103 pages d’un seul tenant sans un alinéa, sans la respiration d’un dialogue (elle qui dans ses deux précédents ouvrages avait au contraire échafaudé une construction toute de fragments). Et on a conscience en écrivant cela qu’on risque de rendre à ce livre le pire des services : monologue à la Joyce pensera-t-on aussitôt, expérience à la Nouveau Roman. Intéressante n’en doutons pas. Et rasoir, Seigneur, rasoir plus encore…
Eh bien non. Que non. Archi-non. L’Ongle rose est effectivement le monologue d’une femme qui a perdu un homme et en regarde d’autres, qui écoute la pulsation de Paris et se laisse aller à la tendresse pour les vieilles dames de la supérette et les paumés du bistrot. Mais ce récit si dense, ce halètement de mots vaut par cela : il touche le lecteur dans cette zone mystérieuse si rarement stimulée où l’intelligence et l’émotion tiennent conciliabule.

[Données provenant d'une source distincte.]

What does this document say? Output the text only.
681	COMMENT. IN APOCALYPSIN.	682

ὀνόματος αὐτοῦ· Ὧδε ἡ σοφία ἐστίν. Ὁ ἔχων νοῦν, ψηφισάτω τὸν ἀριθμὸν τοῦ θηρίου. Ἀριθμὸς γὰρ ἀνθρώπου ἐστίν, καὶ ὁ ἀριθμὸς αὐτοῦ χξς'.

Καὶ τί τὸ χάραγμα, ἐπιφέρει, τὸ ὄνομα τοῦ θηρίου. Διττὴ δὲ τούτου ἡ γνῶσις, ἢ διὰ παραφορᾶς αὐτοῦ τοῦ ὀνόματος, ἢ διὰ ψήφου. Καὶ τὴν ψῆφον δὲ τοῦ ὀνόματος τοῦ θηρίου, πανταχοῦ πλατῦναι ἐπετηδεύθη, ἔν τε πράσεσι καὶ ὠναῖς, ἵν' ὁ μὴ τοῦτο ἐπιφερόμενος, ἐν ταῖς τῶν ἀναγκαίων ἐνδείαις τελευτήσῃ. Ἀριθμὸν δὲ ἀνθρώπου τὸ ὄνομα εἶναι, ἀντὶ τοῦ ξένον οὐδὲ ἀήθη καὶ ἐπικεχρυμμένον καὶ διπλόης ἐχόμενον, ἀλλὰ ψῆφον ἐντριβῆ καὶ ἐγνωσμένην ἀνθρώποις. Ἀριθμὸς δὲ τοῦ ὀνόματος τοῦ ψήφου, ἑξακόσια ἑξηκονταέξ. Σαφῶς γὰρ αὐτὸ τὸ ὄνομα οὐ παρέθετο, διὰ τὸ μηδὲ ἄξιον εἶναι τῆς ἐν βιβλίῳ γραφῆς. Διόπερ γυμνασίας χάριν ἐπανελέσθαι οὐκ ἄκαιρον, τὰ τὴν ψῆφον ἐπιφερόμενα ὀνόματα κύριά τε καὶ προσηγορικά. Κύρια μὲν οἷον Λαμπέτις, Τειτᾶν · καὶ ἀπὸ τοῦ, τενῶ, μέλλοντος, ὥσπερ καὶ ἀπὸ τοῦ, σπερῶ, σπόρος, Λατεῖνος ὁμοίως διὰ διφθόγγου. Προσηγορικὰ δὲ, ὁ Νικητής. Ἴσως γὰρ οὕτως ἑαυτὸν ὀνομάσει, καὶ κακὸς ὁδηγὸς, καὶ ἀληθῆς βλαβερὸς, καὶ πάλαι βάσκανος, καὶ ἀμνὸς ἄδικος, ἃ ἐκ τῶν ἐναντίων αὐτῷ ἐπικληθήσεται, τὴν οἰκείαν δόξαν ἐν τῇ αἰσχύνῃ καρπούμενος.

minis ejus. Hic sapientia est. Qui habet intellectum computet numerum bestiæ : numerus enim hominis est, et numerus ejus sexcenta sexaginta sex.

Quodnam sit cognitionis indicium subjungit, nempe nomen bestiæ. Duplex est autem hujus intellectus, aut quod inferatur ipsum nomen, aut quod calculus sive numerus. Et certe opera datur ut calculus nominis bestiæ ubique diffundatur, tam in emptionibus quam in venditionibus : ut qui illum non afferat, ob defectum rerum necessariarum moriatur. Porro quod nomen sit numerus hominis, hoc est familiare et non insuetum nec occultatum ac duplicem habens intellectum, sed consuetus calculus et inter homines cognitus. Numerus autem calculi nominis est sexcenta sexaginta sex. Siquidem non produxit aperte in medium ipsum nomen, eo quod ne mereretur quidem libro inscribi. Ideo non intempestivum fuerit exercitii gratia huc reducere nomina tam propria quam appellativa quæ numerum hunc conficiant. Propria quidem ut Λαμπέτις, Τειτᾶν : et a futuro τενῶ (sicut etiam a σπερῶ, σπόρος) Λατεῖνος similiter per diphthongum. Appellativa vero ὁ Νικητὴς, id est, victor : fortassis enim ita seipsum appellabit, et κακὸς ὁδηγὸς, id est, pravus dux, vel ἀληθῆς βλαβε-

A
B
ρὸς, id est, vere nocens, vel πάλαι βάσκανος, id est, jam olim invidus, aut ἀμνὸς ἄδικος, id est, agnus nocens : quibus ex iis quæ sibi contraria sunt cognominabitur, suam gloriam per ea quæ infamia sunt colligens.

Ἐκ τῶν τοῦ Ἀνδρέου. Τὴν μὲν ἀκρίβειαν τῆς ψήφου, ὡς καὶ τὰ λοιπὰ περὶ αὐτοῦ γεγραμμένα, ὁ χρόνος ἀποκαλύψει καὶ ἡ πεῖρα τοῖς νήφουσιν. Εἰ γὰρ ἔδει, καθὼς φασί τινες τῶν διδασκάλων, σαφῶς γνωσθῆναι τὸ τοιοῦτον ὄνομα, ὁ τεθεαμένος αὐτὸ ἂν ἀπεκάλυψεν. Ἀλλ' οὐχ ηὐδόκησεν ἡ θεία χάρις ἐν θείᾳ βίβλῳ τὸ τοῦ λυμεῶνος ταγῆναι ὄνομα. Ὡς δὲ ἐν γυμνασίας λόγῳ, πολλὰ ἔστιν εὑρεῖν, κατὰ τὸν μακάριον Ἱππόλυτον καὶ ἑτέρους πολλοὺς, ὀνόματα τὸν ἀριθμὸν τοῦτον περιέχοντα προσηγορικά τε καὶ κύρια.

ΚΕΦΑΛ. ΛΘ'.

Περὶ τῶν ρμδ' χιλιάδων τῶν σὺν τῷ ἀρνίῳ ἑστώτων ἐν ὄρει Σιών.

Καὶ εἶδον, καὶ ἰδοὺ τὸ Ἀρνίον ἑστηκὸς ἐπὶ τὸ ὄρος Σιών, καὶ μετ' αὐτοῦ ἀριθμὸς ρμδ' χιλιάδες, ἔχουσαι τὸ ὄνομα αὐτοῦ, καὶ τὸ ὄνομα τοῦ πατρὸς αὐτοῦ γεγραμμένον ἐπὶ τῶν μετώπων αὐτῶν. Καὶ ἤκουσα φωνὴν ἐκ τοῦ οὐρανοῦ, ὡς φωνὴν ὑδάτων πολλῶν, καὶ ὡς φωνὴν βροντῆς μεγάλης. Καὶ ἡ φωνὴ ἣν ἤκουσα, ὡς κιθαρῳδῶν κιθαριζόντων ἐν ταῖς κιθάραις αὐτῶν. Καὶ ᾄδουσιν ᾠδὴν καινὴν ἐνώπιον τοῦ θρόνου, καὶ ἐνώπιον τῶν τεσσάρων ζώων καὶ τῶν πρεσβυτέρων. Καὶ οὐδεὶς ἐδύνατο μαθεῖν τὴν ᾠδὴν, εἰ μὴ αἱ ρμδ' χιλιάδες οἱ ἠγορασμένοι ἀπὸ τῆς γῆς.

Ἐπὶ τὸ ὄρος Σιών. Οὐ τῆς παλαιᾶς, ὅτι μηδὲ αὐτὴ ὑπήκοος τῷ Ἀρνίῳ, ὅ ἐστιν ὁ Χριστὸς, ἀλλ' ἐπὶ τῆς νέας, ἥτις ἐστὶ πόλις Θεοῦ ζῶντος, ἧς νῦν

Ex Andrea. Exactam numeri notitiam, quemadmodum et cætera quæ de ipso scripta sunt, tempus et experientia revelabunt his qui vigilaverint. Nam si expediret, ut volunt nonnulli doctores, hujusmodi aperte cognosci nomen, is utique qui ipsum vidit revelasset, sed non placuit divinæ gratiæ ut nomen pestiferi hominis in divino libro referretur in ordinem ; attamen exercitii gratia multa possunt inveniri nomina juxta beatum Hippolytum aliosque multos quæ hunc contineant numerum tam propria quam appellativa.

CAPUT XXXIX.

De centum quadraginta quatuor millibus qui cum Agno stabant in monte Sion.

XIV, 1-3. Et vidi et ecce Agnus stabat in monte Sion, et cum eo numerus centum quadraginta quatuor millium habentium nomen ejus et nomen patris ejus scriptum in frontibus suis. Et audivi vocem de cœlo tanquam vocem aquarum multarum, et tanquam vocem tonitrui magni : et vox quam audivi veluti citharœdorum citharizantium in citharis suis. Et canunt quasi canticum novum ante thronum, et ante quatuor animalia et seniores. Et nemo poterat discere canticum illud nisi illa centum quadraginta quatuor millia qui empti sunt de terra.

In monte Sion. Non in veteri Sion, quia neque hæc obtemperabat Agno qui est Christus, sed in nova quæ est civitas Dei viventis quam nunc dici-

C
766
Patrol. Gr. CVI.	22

Que Sylvie Gracia, Aveyronnaise de souche, Montpelliéraine de parcours, Parisienne de hasard – elle y travaille aux Éditions du Rouergue – confesse avoir mis un an et demi à la tricoter, cette trame, cela finalement ne veut rien dire. Dix-huit mois pour deux heures de lecture et on ne sent rien de ce maniaque travail d’emboîtement des mots. On ne sent rien de la technique et on ressent tout de l’émotion, de la tendresse, de la douleur, de l’amour et de l’oubli qui traversent ces pages. Et pas que cela : les échos d’une guerre aussi, celle de Bosnie, d’une monstruosité, celle de la Shoah, des violences réelles ou supposées, enfin, de ces no-man’s lands de béton où la ville devient zone.